GoldiBlox founder Debbie Sterling looking to break into the male dominated world of BLDG SETS developed and started marketing GoldiBlox to young girls with aspirations of getting girls to accept the unlikely perceived reality that “construction play and engineering work can be fun”. The GoldiBlox starter kit ($29.99) is a board game/figurine/BLDG SET/book combo. The books tell a story of GoldiBlox, a young female engineer, who goes on adventures with her pets and friends. On the way the group face challenges that can only be overcome by building certain machines. Sterling, a mechanical engineer herself, hopes that her toys will help young girls become more interested in STEM subjects (science, technology, engineering and math) by exposing them to engineering at a young age. It is a steep staircase Debbie to climb, since about 90% of America’s engineers are male. (The Atlantic, 9/18/12) Having said that, we guarantee that GoldiBlox will help change all that with her 3 Bears (at least Baby Bear) following her lead! (We 1st learned of GoldiBlox on a recent CNBC report about “Squawk Box”.)

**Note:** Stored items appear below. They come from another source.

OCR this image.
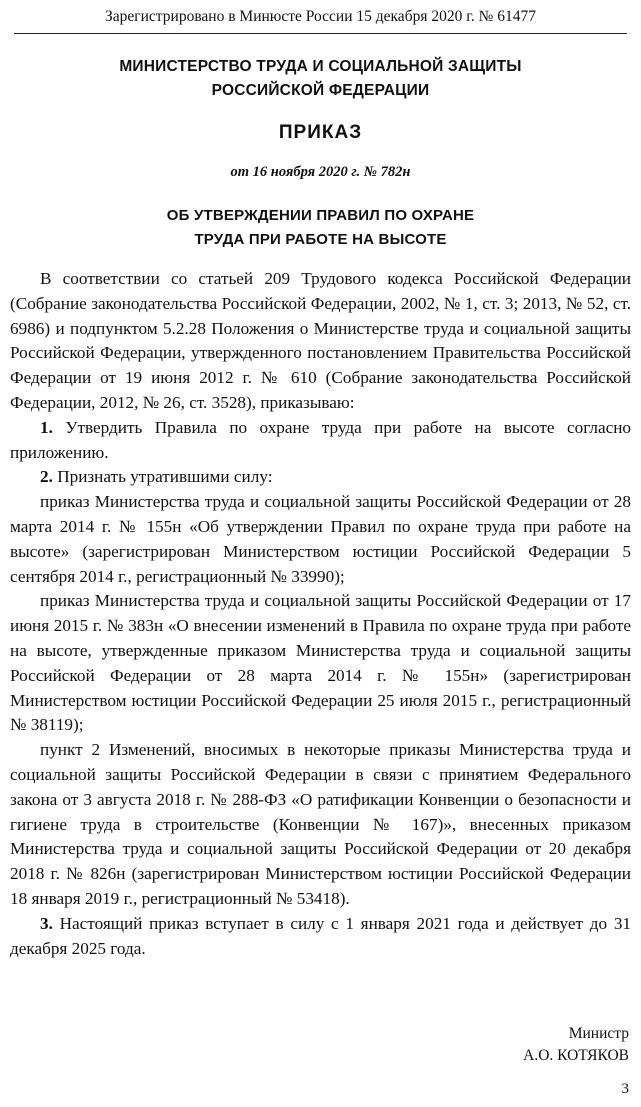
Зарегистрировано в Минюсте России 15 декабря 2020 г. № 61477
МИНИСТЕРСТВО ТРУДА И СОЦИАЛЬНОЙ ЗАЩИТЫ
РОССИЙСКОЙ ФЕДЕРАЦИИ
ПРИКАЗ
от 16 ноября 2020 г. № 782н
ОБ УТВЕРЖДЕНИИ ПРАВИЛ ПО ОХРАНЕ
ТРУДА ПРИ РАБОТЕ НА ВЫСОТЕ

В соответствии со статьей 209 Трудового кодекса Российской Федерации (Собрание законодательства Российской Федерации, 2002, № 1, ст. 3; 2013, № 52, ст. 6986) и подпунктом 5.2.28 Положения о Министерстве труда и социальной защиты Российской Федерации, утвержденного постановлением Правительства Российской Федерации от 19 июня 2012 г. № 610 (Собрание законодательства Российской Федерации, 2012, № 26, ст. 3528), приказываю:

1. Утвердить Правила по охране труда при работе на высоте согласно приложению.

2. Признать утратившими силу:

приказ Министерства труда и социальной защиты Российской Федерации от 28 марта 2014 г. № 155н «Об утверждении Правил по охране труда при работе на высоте» (зарегистрирован Министерством юстиции Российской Федерации 5 сентября 2014 г., регистрационный № 33990);

приказ Министерства труда и социальной защиты Российской Федерации от 17 июня 2015 г. № 383н «О внесении изменений в Правила по охране труда при работе на высоте, утвержденные приказом Министерства труда и социальной защиты Российской Федерации от 28 марта 2014 г. № 155н» (зарегистрирован Министерством юстиции Российской Федерации 25 июля 2015 г., регистрационный № 38119);

пункт 2 Изменений, вносимых в некоторые приказы Министерства труда и социальной защиты Российской Федерации в связи с принятием Федерального закона от 3 августа 2018 г. № 288-ФЗ «О ратификации Конвенции о безопасности и гигиене труда в строительстве (Конвенции № 167)», внесенных приказом Министерства труда и социальной защиты Российской Федерации от 20 декабря 2018 г. № 826н (зарегистрирован Министерством юстиции Российской Федерации 18 января 2019 г., регистрационный № 53418).

3. Настоящий приказ вступает в силу с 1 января 2021 года и действует до 31 декабря 2025 года.

Министр
А.О. КОТЯКОВ
3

Table 1: Annual Sales Growth in NPD’s Toys from 2013-14
Category Annual 2013 Annual 2014 %
BLDG SETS $1.64 B $1.85 B 13%
Action Fig/Access/Role $1.15 B $1.26 B 10%
Youth Electronics $0.59 B $0.64 B 10%
Games/Puzzles $1.29 B $1.42 B 10%
Plush $0.89 B $0.94 B 6%
Dolls $2.22 B $2.32 B 4%
Outdoor & Sports $3.51 B $3.61 B 3%
Arts & Crafts $.91 B $0.94 B 3%
Vehicles $1.25 B $1.25 B 0%
Other Toys $1.08 B $1.08 B 0%
TOT TRADITIONAL TOYS $17.47 B $18.11 B 4%
*We used NPD’s sales information from 2013-2014. It should be noted that their data from 2011 was skewed due to changes in data source as well as measured categories.